The Food and Drug Administration officials have finalized guidelines that will make it easier for pharmaceutical companies to distribute medical journal articles to try and expand the market for medicines and medical devises even when they involve uses that have not been federally approved.

The FDA said, "public health can be served when health-care professionals receive truthful and non-misleading scientific and medical information on unapproved uses."

This move by the FDA comes just a week before Republican President George W. Bush leaves office to make way for President-elect Barack Obama's government. "In the final hours of this administration, political appointees at FDA have given drug companies a long-coveted parting gift," said Rep. Henry Waxman, D-Calif. chairman of the House of Representatives Energy and Commerce Committee.

"This fundamentally undermines the requirement that companies prove to FDA that each new use is safe and effective. I hope this policy will be carefully re-examined by the new administration."
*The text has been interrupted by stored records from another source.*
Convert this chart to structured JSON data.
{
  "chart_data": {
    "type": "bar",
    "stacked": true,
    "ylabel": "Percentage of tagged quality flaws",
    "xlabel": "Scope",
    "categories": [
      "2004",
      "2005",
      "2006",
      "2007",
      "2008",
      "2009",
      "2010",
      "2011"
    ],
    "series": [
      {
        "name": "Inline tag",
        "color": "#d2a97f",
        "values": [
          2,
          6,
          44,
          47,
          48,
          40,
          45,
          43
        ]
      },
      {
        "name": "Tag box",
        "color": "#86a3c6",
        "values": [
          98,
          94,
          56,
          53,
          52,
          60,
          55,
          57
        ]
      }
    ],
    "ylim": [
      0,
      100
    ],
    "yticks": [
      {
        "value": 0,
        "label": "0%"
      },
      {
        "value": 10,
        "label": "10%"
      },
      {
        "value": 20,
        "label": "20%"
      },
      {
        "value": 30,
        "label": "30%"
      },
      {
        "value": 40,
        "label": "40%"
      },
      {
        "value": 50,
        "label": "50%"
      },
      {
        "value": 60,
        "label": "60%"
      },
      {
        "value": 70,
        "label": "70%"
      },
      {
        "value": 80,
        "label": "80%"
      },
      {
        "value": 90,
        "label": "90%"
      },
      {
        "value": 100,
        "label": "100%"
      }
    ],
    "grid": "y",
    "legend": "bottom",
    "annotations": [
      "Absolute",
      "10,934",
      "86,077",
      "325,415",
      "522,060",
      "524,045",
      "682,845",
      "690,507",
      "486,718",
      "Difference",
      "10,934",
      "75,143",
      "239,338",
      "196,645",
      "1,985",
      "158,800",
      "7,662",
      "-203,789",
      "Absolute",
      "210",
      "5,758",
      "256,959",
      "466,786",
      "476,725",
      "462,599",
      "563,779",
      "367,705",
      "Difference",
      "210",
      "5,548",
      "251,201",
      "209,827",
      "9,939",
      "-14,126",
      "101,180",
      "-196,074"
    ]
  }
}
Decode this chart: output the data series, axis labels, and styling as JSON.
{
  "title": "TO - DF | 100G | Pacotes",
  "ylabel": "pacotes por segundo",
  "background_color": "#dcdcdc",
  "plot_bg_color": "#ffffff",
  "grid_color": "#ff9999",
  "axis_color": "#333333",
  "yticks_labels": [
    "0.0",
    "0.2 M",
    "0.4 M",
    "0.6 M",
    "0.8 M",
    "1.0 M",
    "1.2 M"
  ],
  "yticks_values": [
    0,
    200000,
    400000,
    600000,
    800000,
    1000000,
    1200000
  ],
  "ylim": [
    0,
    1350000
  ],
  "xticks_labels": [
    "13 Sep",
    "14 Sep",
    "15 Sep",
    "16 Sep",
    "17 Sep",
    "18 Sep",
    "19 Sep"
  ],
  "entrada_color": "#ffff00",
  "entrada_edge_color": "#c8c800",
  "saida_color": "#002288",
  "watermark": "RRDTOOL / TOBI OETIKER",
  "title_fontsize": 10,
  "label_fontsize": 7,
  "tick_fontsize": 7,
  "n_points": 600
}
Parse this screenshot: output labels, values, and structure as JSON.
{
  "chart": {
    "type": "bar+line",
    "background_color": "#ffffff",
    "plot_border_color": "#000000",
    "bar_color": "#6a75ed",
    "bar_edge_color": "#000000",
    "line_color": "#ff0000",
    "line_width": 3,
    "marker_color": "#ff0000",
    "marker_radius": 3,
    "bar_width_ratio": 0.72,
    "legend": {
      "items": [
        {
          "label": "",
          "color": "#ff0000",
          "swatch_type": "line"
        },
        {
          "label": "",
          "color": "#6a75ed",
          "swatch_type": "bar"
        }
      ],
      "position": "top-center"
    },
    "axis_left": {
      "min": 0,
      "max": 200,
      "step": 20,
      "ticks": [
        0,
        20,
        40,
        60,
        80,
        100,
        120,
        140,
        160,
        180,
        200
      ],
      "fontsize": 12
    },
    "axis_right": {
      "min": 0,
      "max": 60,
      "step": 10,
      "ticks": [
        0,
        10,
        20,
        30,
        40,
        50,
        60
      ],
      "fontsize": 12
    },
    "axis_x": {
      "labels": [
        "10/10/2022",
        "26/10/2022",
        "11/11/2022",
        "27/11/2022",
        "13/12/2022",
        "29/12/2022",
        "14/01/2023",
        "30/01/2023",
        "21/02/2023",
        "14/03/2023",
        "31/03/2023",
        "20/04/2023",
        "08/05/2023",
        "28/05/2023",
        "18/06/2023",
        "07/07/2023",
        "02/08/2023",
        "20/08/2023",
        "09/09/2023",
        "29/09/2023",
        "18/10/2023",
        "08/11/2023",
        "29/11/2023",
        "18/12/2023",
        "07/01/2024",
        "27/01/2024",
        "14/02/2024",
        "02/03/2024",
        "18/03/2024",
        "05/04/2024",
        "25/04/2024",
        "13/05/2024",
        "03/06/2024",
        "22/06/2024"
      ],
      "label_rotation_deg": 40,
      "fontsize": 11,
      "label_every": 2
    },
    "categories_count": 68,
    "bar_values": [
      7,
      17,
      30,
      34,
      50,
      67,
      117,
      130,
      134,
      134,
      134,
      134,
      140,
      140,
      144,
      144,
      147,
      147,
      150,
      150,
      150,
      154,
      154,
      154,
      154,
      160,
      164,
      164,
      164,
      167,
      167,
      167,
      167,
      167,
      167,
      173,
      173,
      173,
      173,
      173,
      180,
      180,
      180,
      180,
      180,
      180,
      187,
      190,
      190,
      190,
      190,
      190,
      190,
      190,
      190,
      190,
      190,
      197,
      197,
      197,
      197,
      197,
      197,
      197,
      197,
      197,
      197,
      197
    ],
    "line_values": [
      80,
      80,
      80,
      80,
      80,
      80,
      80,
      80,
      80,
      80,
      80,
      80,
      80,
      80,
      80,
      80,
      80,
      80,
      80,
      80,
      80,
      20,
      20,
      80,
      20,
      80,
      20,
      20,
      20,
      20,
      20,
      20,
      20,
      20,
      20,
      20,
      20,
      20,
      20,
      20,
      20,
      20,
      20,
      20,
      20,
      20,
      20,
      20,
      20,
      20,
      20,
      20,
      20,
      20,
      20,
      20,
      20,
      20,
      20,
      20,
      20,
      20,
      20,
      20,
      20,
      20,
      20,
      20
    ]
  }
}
The policy drew objections from congressional Democrats and drug-industry critics when it was proposed last year and opponents feel it will promote usage without adequate testing. Manufacturers are prohibited by law from marketing their medicines for uses that are not authorized by the FDA. Doctors on the other hand under a practice known as "off-label" use can prescribe drugs for any use they deem fit.

The FDA had also allowed company salespeople to promote unauthorized uses if they are published in a peer reviewed medical journal under a law which expired in 2006 and drug makers have been lobbying to reinstate it since then. Alan Bennett, an attorney representing various drug makers said, the new guidelines "will clarify how and when manufacturers can provide unbiased, unembellished articles from peer-reviewed journals to health care professionals."

Under the expired law, companies had to submit the articles to the FDA before they could be sent to the doctors ensuring that the article’s accuracy could be verified. The new law however does away with this which Waxman and other Democrats feel will make it easier to promote potentially risky medical practices.

Drug companies like Pfizer Inc. and Eli Lilly defended the move by saying the guidelines reauthorized a long standing policy which benefits doctors and patients. Bennett said, "Physicians need timely access to the latest medical information to keep abreast of the best practices in patient care."

Consumer advocate Sidney Wolfe, director of Public Citizen's Health Research Group said off-label use "means there isn't adequate evidence that the benefits outweigh the risks to have it approved by the FDA." He called for the guidelines to be reversed when Obama become president.

Ken Johnson, a spokesman for the Pharmaceutical Research and Manufacturers of America said the FDA's guidance will help "assure that medical professionals receive timely and accurate medical information prior to the lengthy process" of securing FDA approval for wider use. He added that off label use "can save lives, especially in practice areas where there are few effective treatments."